Society
Why vinyl records have made major comeback
Friday, November 15, 2019 8:58
By DOUGLAS KIEREINI
Recently, I was clearing my store of old things when I came across an old push button telephone set and my grand-daughter, who is 16, asked me what that contraption was. Initially I was taken aback but it quickly dawned on me that she was born in the mobile telephone era and she is unlikely to have seen this type of telephone in use.
I took her through the types of telephone devices that have been in use over time, explaining how each one worked.
In the process of cleaning up I also visited my collection of CDs and vinyl records, many going back to the 1970s. I also have a few shellac records which belonged to my mother, including her favourite “Shenandoah Waltz” from the 1950s.
While I was reeling in nostalgia, I came across a news item about how vinyl record revenues are set to overtake CD sales this year for the first time since 1986, in a development that has gained momentum in the last five years.

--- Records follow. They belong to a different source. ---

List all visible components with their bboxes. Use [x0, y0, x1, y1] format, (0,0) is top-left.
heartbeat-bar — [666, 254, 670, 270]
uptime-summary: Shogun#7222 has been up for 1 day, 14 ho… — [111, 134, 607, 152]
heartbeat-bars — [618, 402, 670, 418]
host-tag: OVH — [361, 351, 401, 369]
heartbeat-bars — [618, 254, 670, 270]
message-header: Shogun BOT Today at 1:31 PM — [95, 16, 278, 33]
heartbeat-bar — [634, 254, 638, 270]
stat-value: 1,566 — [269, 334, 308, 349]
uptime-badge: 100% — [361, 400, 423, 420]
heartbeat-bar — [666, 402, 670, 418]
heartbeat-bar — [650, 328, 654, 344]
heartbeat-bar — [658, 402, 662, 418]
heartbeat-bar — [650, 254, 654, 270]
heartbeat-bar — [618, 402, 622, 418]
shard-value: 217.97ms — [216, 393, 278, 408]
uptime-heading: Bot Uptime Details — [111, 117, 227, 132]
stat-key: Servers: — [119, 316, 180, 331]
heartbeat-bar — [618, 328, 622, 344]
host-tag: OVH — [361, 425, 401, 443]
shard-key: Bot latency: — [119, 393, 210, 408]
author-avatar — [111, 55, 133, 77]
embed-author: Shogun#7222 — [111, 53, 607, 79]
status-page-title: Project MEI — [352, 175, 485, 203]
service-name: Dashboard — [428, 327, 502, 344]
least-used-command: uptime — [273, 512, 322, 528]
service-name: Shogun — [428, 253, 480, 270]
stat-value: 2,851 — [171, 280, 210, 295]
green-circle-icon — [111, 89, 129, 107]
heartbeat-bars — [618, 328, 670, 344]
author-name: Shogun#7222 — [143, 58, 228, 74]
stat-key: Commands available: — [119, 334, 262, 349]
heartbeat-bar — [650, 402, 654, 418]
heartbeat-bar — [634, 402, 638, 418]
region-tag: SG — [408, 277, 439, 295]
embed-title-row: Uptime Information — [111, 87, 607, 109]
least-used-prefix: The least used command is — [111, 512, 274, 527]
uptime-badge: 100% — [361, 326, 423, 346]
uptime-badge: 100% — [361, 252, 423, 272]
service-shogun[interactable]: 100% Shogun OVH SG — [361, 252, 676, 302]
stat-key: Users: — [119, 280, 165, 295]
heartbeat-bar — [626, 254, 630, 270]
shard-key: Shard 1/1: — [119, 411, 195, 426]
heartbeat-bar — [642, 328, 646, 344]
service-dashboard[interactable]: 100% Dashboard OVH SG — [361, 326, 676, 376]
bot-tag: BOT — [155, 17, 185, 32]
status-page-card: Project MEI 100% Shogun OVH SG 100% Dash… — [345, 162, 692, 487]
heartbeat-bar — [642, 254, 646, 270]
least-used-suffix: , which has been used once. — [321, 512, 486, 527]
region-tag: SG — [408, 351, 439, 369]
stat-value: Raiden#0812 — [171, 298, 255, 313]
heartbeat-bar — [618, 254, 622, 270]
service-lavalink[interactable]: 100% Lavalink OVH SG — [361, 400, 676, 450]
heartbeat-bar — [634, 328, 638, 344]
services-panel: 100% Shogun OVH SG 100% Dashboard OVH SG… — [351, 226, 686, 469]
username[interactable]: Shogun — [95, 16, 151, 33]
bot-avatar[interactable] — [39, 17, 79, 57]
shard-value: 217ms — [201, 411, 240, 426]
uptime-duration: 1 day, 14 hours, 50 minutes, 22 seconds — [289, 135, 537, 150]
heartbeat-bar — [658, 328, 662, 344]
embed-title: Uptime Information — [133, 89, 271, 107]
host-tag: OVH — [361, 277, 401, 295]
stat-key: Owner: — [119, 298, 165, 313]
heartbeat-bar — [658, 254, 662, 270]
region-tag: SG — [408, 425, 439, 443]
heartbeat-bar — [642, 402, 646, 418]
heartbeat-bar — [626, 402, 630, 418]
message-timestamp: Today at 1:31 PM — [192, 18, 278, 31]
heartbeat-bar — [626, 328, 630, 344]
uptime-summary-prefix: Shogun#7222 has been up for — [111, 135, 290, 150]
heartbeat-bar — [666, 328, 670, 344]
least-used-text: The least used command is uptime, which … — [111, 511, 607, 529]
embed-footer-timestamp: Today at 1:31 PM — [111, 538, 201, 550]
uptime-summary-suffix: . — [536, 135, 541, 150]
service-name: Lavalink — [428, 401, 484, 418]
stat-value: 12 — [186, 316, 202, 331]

In March this year, it was reported that vinyl sales grew by 12 percent in 2018, while a report by the Recording Industry Association of America (RIAA) released in September showed that vinyl record sales generated $224.1 million (Sh23 billion) in revenue from 8.6 million units sold in the nine months of 2019.
In contrast, 18.6 million CDs were sold generating $247.9 million (Sh25 billion) over the same period.

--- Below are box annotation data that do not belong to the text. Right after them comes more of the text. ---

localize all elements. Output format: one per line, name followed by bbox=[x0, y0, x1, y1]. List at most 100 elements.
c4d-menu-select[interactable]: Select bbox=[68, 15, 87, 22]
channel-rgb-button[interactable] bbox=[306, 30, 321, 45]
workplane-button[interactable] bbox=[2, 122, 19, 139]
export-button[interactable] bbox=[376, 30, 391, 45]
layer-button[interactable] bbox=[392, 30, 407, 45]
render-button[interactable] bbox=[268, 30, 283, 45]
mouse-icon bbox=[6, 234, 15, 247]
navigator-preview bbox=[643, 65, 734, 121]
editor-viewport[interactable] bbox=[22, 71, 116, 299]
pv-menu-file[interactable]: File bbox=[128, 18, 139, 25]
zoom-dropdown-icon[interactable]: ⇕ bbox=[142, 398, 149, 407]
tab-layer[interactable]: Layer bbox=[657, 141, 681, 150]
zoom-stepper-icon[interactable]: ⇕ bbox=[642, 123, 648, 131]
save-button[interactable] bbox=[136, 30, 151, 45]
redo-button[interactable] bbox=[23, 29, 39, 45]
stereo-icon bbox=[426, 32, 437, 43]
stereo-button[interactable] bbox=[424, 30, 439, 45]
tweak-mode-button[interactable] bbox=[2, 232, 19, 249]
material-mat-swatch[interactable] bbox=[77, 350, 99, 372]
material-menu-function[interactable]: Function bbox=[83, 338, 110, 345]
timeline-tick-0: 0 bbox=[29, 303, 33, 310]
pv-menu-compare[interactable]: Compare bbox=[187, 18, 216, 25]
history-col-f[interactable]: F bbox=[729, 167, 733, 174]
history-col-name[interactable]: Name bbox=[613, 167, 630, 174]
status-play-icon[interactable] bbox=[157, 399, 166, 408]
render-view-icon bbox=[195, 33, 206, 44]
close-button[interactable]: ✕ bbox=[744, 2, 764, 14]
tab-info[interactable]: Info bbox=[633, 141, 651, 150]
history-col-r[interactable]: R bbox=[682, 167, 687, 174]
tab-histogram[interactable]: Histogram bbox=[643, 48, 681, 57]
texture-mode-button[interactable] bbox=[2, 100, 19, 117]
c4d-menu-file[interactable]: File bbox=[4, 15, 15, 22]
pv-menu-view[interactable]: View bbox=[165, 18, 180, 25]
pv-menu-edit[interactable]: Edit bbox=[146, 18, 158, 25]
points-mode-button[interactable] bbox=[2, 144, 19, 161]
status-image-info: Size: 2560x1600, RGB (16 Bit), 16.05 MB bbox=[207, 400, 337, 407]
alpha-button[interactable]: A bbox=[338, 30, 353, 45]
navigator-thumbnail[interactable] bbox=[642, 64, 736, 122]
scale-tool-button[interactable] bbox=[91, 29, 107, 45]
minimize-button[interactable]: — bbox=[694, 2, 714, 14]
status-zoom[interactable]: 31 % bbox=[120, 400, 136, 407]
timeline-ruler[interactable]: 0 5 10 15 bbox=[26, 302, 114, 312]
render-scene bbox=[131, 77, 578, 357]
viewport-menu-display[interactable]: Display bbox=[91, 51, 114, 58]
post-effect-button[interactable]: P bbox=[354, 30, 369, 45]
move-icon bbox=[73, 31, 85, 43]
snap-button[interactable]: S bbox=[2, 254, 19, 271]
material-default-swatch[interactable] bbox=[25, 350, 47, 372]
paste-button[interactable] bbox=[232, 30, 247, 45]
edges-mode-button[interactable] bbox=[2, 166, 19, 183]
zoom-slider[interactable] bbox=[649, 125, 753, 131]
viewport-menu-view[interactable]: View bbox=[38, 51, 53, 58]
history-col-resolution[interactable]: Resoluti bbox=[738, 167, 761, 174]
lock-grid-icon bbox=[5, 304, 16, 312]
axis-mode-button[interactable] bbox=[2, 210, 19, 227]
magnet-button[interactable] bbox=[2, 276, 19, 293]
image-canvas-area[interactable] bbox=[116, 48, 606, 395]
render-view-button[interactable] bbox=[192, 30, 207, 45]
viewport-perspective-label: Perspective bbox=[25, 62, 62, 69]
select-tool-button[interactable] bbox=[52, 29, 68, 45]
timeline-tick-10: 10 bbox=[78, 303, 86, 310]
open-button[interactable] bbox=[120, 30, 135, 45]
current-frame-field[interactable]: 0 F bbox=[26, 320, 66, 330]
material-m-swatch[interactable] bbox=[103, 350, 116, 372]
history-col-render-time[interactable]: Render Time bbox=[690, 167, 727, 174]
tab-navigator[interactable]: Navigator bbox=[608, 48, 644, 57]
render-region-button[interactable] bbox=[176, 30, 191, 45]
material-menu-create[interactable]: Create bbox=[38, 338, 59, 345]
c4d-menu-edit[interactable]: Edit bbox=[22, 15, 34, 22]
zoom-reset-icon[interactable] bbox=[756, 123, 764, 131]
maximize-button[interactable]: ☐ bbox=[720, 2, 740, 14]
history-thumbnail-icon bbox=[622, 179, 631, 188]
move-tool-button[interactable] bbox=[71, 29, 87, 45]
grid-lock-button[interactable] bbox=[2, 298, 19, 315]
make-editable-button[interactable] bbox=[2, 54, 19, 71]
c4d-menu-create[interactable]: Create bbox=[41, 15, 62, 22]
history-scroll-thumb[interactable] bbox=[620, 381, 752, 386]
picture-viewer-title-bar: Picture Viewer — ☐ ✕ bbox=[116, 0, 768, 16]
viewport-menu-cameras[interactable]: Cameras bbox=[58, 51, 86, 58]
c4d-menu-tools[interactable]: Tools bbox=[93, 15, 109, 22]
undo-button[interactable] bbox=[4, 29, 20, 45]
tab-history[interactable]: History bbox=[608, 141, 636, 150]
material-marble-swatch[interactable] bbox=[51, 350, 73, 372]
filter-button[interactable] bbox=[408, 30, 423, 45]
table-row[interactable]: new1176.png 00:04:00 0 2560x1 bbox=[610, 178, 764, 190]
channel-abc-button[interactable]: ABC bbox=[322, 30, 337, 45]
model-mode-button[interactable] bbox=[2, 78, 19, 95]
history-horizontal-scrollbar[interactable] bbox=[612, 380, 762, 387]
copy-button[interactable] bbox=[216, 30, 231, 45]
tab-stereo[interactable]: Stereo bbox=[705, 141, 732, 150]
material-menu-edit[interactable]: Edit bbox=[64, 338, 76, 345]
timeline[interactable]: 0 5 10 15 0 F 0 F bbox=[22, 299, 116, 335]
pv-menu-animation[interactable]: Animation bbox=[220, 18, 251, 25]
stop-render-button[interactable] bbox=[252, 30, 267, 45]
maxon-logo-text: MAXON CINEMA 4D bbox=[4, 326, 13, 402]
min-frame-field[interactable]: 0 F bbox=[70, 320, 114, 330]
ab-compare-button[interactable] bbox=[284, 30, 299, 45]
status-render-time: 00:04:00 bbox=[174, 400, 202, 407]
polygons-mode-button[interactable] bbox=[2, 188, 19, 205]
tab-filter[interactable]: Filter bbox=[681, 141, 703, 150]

Purchases of vinyl have been increasing over the last decade. New research released in February this year indicated that vinyl sales had increased five-fold in the period between 2013 and 2018.
While there is no dispute that MP3s and other forms of digital downloading music far outstrip vinyl record sales there are subtle reasons for the growing popularity of vinyl mostly among the purists and inquisitive young people.

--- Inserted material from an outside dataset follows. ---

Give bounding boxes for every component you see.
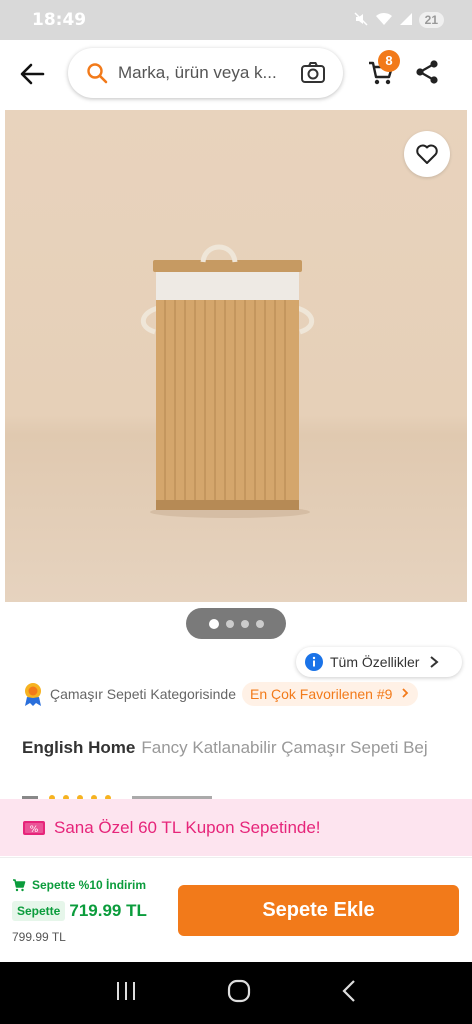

Shopping for vinyl is an experience. I remember spending hours flipping through the stacks of records at the old East African Music Stores on Mama Ngina Street or at Assanands on Moi Avenue in the 1960s and 70s.
The record sleeves themselves were works of art and I recall the beautiful psychedelic renditions on many covers, which appealed to the youthful eye.
When you buy vinyl today, it is like an investment. There are many people buying, collecting and reselling vinyl and it tends to retain if not increase its value over time so you can sell or pass it down to your children as an appreciating asset.
There is something special about removing a well kept record from its colourful sleeve, wiping it down with an anti-static cloth and holding it by the edges before carefully sliding it down the spindle of a good quality turntable.
You watch the automatic stylus arm come to rest with smooth and precise motion on the vinyl record to start playing your choice of music through a powerful amplifier modulated by a two-channel graphic equaliser with eight controls each and finally reproduced through matching man-sized speakers that compliment your furniture!
It has been argued that the quality of vinyl is superior to digital formats, but the evidence does not support this contention. One can say that beauty is in the eyes of the beholder.
Old record presses have opened up again in Europe and America to meet the rising demand.
The situation in Kenya is pretty much the same and my friend Jimmy Rugami at Kenyatta Market, whom I wrote about in 2016, is doing a roaring business in vinyl and other music related nostalgia. From one shop in 2016, he now has three, one of which is a workshop and his collection has grown tremendously. He sources vinyl locally and sometimes as far as Addis Ababa or Zambia. His clients are both young and old and he ships from as far as Bolivia and Australia.
There are specialised social clubs like Crate Society and Nairobi Soul Club, which play only vinyl.
Some observers have expressed their misgivings about vinyl, arguing that it seems to serve an elitist and well-heeled cross section of society because entry cost of purchasing vinyl is high and the equipment for playing it is expensive.
On the other hand, purists argue that when the music becomes for everybody, it is for nobody in particular and no one is going to pay a premium for it and then next week it will be gone or worthless.
When you sell a record, you know it is going to someone who will place a high value on it.
There is also a personal touch to the process that cannot exist with intangible digital things.
People hang records on their walls, gift them to friends, or sometimes write notes on the sleeves to individual artists, thanking them for their support. All these things can happen with this physical product, which excites people and takes them back to something they remember from their youth.
I am reminded of a song “Everything must change, nothing stays the same………the young become the old…….”. Sometimes the old become the young again! Happy journey down memory lane!